J'ajouterais à cela la technostructure européenne d'une lenteur invraisemblable et qui est en réalité une surcouche bureaucratique bien inutile. La France a-t-elle vraiment besoin de nourrir tout un aréopage de fonctionnaires européens pour faire sa politique agricole ? Nous n'aurions dû faire à l'échelle européenne que les choses pour lesquelles il était plus économique de faire les choses ensemble. Au lieu de cela, la bureaucratie européenne a cherché à étendre toujours plus son domaine de gestion jusqu'à ne plus rien laisser aux états membres. Nos élites ont cherché pendant 40 ans à faire de la décentralisation en France pour théoriquement mieux gérer un pays trop centralisé, alors qu'étrangement dans le même temps ils ont centralisé des politiques nationales fonctionnelles à l'échelon européen. Les rendant ainsi plus coûteuses et moins efficientes . Il est d'ailleurs assez drôle de penser que c'est Giscard le Girondin refoulé qui a le plus œuvré pour cette concentration à l'échelle du continent.

 

L'autre facteur de crise est l'euro . C'est même lui qui a le plus accéléré la dégradation de l'économie continentale. On voit clairement un ralentissement économique à partir de la mise en place de la monnaie unique. Les problèmes évidents de l'euro avaient été prédits par nombre d'économistes de tous les courants d'ailleurs. La zone euro n'étant pas une zone monétaire optimale, nous courions vers la catastrophe. En effet, il faut bien comprendre que dans la globalisation économique et financière actuelle la monnaie était devenue le dernier instrument de régulation du commerce extérieur.
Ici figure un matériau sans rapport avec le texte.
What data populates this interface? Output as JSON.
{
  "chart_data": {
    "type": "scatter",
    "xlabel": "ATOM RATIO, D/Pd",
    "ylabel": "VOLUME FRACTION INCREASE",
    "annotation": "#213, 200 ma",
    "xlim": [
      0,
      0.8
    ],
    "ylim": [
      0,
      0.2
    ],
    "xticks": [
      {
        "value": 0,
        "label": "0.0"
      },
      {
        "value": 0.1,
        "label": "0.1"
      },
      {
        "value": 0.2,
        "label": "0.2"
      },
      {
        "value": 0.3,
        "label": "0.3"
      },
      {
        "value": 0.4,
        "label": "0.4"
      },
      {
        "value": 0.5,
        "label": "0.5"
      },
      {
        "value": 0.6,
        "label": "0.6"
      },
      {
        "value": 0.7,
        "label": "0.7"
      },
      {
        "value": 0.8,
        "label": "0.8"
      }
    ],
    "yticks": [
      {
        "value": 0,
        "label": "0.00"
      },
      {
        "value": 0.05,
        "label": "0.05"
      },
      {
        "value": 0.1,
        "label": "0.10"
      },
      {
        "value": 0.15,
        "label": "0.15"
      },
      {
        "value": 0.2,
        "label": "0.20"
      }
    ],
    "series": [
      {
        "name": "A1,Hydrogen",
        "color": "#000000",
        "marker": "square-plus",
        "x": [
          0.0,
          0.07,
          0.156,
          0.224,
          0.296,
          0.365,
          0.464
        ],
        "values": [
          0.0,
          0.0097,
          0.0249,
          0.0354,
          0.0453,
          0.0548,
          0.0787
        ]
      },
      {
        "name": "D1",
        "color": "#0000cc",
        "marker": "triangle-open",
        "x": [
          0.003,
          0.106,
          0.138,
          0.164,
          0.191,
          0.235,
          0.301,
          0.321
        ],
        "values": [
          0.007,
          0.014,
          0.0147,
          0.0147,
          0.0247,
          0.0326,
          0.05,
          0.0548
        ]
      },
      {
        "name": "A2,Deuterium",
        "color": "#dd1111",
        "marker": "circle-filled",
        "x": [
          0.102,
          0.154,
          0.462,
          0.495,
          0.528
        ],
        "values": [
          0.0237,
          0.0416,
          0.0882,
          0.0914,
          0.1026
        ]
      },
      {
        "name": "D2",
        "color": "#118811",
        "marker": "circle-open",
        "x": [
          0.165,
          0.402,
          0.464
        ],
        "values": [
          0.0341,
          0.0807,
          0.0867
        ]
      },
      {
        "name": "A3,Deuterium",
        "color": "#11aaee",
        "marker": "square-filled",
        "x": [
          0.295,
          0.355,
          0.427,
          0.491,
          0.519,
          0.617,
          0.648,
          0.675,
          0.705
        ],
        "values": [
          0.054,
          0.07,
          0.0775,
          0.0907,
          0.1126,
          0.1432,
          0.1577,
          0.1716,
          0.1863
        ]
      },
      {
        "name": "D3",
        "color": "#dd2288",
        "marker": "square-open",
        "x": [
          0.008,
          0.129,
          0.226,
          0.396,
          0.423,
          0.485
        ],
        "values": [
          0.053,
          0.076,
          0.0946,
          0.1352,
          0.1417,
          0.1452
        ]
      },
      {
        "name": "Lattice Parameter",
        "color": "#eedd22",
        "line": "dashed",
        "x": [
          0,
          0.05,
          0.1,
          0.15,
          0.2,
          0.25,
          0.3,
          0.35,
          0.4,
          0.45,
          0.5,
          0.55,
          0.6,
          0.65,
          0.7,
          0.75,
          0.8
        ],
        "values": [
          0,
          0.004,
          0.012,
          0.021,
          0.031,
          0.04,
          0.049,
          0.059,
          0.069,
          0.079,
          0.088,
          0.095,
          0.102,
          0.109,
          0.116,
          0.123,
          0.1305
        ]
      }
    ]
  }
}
Grâce à la dévaluation, un pays ayant des déficits commerciaux pouvait améliorer sa compétitivité externe et donc réduire ses excédents. À l'inverse, un pays accumulant des excédants voyait sa monnaie s'apprécier, ce qui avait tendance à réduire ses mêmes excédents en le rendant moins compétitif. L'unification monétaire empêche cela et conduit donc à des déséquilibres permanents que ce soit en termes de déficit ou d'excédent. En plus, l'euro a un taux de change qui va être la résultante de la moyenne européenne par rapport à l'exercice extérieur de la zone euro. Il sera donc souvent trop fort pour la France et beaucoup trop faible pour l'Allemagne nourrissant mécaniquement les graves problèmes des pays déficitaires.

 

Ces inconvénients monétaires, ou ces avantages monétaires s'ajoutent bien évidemment aux problématiques précédentes de mon texte. Ajoutons aussi que l'ajustement monétaire était un moyen de gérer simplement les grandes différences qui existent entre les démographies du continent ainsi que les différentiels d'inflation. Pour résumer, en matière monétaire et économique, il est plus simple d'avoir plein d'instruments pour gérer des situations disparates plutôt que n'en avoir qu'un seul. L'idée européenne au fond était une idée stupide qui consistait à croire qu'en minimisant le nombre d'instruments et d'outils à disposition des hommes politiques nous arriverions à mieux gérer nos nations. Seulement, voilà dans le monde réel avec une seule monnaie, il est impossible de répondre aux besoins de chaque nation. Avec une seule politique de taux d'intérêt, il est bien difficile de gérer des inflations qui varient du simple au triple suivant les nations. Avec une seule politique économique, il est bien difficile de gérer à la fois des pays qui sont en manque d'effectif pour leurs entreprises, pendant que d'autres croulent sous le chômage. Non vraiment, l'Europe fonctionnerait bien mieux sans l'UE et sans l'euro, car alors chaque nation aurait alors des réponses bien mieux adaptées à ses propres problèmes.